Vietnam Dairy Products Joint Stock Company (Vinamilk) has become a leading business in the local milk industry after four decades of development, and now is stretching its reach to global markets, Ha Noi Moi daily reported. 




Vinamilk holds a 55-percent market share in Vietnam’s dairy industry, partly thanks to spending more than 6.5 trillion VND (291.3 million USD) on building highly automated factories over the last five years. 

It now owns 10 farms and 13 factories in Vietnam, along with three plants in the US, New Zealand and Cambodia. It also has a subsidiary in Poland and is promoting the export of its products to new markets like Thailand, Myanmar and African countries. 

Vinamilk CEO Mai Kieu Lien said her company raked in 5.3 trillion VND (about 242 million USD) in export turnover in 2015, a surge of 77 percent from the previous year and 800 percent from 1998. 

The firm’s products have been sold in 43 countries around the world, including the Republic of Korea, Japan, China, Turkey, Russia, Canada, the US and Australia. It is working to make inroads in Europe, Africa and South America. 

At the Summer Fancy Food Show in the US last July, Vinamilk and its subsidiary Driftwood Dairy Inc. introduced two condensed milk and cream products made in Vietnamese factories. 

Those products satisfied strict regulations in the US and were recognised by the country’s Food and Drug Administration and Department of Agriculture, affirming the standing of Vinamilk products, according to Ha Noi Moi. 

The firm spent 10 million USD to purchase all the shares in the Driftwood factory – a leading milk producer in Northern California, the US. Driftwood earned 119 million USD in revenue in 2015, contributing 6.5 percent to Vinamilk’s total revenue. 

Last May, the dairy maker inaugurated the Angkor milk factory in Phnom Penh, Cambodia. It is expected to manufacture more than 19 million litres of liquid milk products, 64 million cups of yogurt and 80 million cans of condensed milk when at full capacity. The plant is expected to generate 54 million USD in revenue in 2017. 

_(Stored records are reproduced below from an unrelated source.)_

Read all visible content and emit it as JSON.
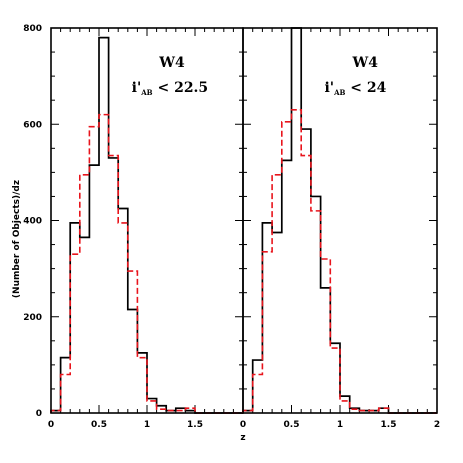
{
  "chart_data": {
    "type": "histogram",
    "ylabel": "(Number of Objects)/dz",
    "xlabel": "z",
    "xlim": [
      0,
      2
    ],
    "ylim": [
      0,
      800
    ],
    "y_ticks": [
      "0",
      "200",
      "400",
      "600",
      "800"
    ],
    "bin_edges": [
      0.0,
      0.1,
      0.2,
      0.3,
      0.4,
      0.5,
      0.6,
      0.7,
      0.8,
      0.9,
      1.0,
      1.1,
      1.2,
      1.3,
      1.4,
      1.5,
      1.6,
      1.7,
      1.8,
      1.9,
      2.0
    ],
    "panels": [
      {
        "annotation": {
          "field": "W4",
          "mag_prefix": "i'",
          "mag_sub": "AB",
          "mag_cut": "< 22.5"
        },
        "x_ticks": [
          "0",
          "0.5",
          "1",
          "1.5"
        ],
        "series": [
          {
            "style": "solid",
            "color": "#000000",
            "values": [
              5,
              115,
              395,
              365,
              515,
              780,
              530,
              425,
              215,
              125,
              30,
              15,
              5,
              10,
              5,
              0,
              0,
              0,
              0,
              0
            ]
          },
          {
            "style": "dashed",
            "color": "#e8141c",
            "values": [
              5,
              80,
              330,
              495,
              595,
              620,
              535,
              395,
              295,
              115,
              25,
              8,
              5,
              5,
              10,
              0,
              0,
              0,
              0,
              0
            ]
          }
        ]
      },
      {
        "annotation": {
          "field": "W4",
          "mag_prefix": "i'",
          "mag_sub": "AB",
          "mag_cut": "< 24"
        },
        "x_ticks": [
          "0",
          "0.5",
          "1",
          "1.5",
          "2"
        ],
        "series": [
          {
            "style": "solid",
            "color": "#000000",
            "values": [
              5,
              110,
              395,
              375,
              525,
              800,
              590,
              450,
              260,
              145,
              35,
              10,
              5,
              5,
              10,
              0,
              0,
              0,
              0,
              0
            ]
          },
          {
            "style": "dashed",
            "color": "#e8141c",
            "values": [
              5,
              80,
              335,
              495,
              605,
              630,
              535,
              420,
              320,
              135,
              25,
              8,
              5,
              5,
              10,
              0,
              0,
              0,
              0,
              0
            ]
          }
        ]
      }
    ]
  }
}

Meanwhile, the Miraka factory in New Zealand – Vinamilk’s first foreign invested project – was put into operation in August 2011. The company raised its ownership in the facility from 19.3 percent to 22.81 percent in 2015. Miraka has a milk powder processing line and another for pasteurised fresh milk. 

In 2014, Vinamilk was licensed to open a subsidiary in Poland which produces materials for production activities of the parent company and other subsidiaries. This affiliate shipped abroad nearly 18,000 tonnes of milk powder worth 33 million USD in 2015.